Burning fossil fuels must be phased out as soon as possible, and investment in exploration and extraction of fossil fuels from new areas must be stopped. There are far more fossil fuels in already known reserves than it is responsible to burn, if the goal of keeping us under a temperature increase of two degrees to be achieved. Therefore, it makes no sense to look for even more, further burdening the environment in the process.
The Alternative therefore thinks that Denmark should refrain from continuing to explore and exploit oil and gas from the Arctic and other vulnerable areas. Similarly, The Alternative believes that Denmark should refrain from the exploration and exploitation of shale gas from underground.
The Alternative will work for an effective and controlled transition of our energy sector to 100% renewable energy within the next 25 years.
Solar energy is a field of technology that is developing rapidly, and research is ongoing on more efficient, flexible and economical solutions. Nevertheless, only a fraction of our energy is currently derived from solar energy.
The Alternative believes that there is great potential for further investment in this area, and will work for better conditions for the exploitation of solar energy by increasing support for the establishment of solar cell- and solar heating systems. This will be done by, for example, requiring that all new public buildings incorporate solar energy and by increasing the incentives for installing solar energy systems on existing buildings.
Sustainable waste management
30 years ago, Denmark restructured its waste management from landfills to incineration. We are therefore experts in waste incineration today. But even though our waste incineration is effective, it is not sustainable and is accompanied by a range of problems, such as loss of important resources, environmentally damaging cinder and air pollution. When it comes to organic waste, we can get more energy and value from waste through anaerobic digestion.
Therefore, we urgently have to significantly reduce waste incineration. Instead, we should focus on reusing and recycling materials and products. We can learn a lot from our neighboring countries and from the municipalities that have already transformed their waste management and chosen to focus on biogas. The ambition is that all of our waste will, in the long term, be considered an untapped resource, and that Denmark will be a leader in the field and focus on creating the breeding grounds for the growth of a green industry in the waste sector.
Energy Cooperative Movement for local supply
If Denmark wants to be better at exploiting renewable energy sources in the future, there is a need for an advanced and efficient energy system and distribution network. Around 40% of current electricity production comes from a few key coal plants, whereas The Alternative’s vision of a renewable energy system is based on a number of decentralized renewable energy producers.

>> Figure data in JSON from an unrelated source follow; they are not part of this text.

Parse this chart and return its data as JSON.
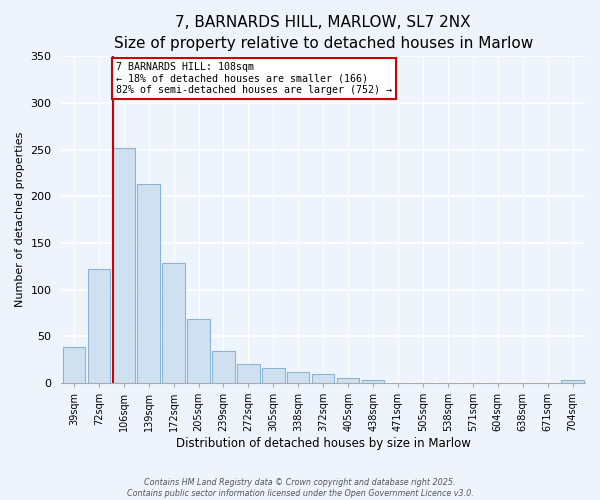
{
  "title": "7, BARNARDS HILL, MARLOW, SL7 2NX",
  "subtitle": "Size of property relative to detached houses in Marlow",
  "xlabel": "Distribution of detached houses by size in Marlow",
  "ylabel": "Number of detached properties",
  "bar_labels": [
    "39sqm",
    "72sqm",
    "106sqm",
    "139sqm",
    "172sqm",
    "205sqm",
    "239sqm",
    "272sqm",
    "305sqm",
    "338sqm",
    "372sqm",
    "405sqm",
    "438sqm",
    "471sqm",
    "505sqm",
    "538sqm",
    "571sqm",
    "604sqm",
    "638sqm",
    "671sqm",
    "704sqm"
  ],
  "bar_values": [
    38,
    122,
    252,
    213,
    128,
    68,
    34,
    20,
    16,
    12,
    10,
    5,
    3,
    0,
    0,
    0,
    0,
    0,
    0,
    0,
    3
  ],
  "bar_color": "#cfe0f0",
  "bar_edge_color": "#8ab4d4",
  "vline_x_pos": 1.575,
  "vline_color": "#cc0000",
  "annotation_line1": "7 BARNARDS HILL: 108sqm",
  "annotation_line2": "← 18% of detached houses are smaller (166)",
  "annotation_line3": "82% of semi-detached houses are larger (752) →",
  "annotation_box_color": "#ffffff",
  "annotation_box_edge": "#cc0000",
  "ylim": [
    0,
    350
  ],
  "yticks": [
    0,
    50,
    100,
    150,
    200,
    250,
    300,
    350
  ],
  "footnote1": "Contains HM Land Registry data © Crown copyright and database right 2025.",
  "footnote2": "Contains public sector information licensed under the Open Government Licence v3.0.",
  "background_color": "#eef4fb",
  "grid_color": "#ffffff",
  "title_fontsize": 11,
  "subtitle_fontsize": 9.5,
  "ylabel_fontsize": 8,
  "xlabel_fontsize": 8.5
}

In order to support investment in locally based energy generation, The Alternative wants to support a sustainable energy cooperative movement. Just as many communities have set up jointly owned waterworks, we will strengthen the opportunities for communities to invest in the establishment and operation of joint, sustainable energy production and energy infrastructure. This will be achieved by providing favorable conditions for cooperative associations as well as by making it possible to reinvest green taxes. These conditions naturally presuppose that the local associations meet a number of criteria and requirements for the sustainability of energy production.
We are convinced that local ownership can help to make it much more attractive to disseminate wind turbines and solar panels in the Danish countryside, for example. It can contribute to greater local engagement with the environment.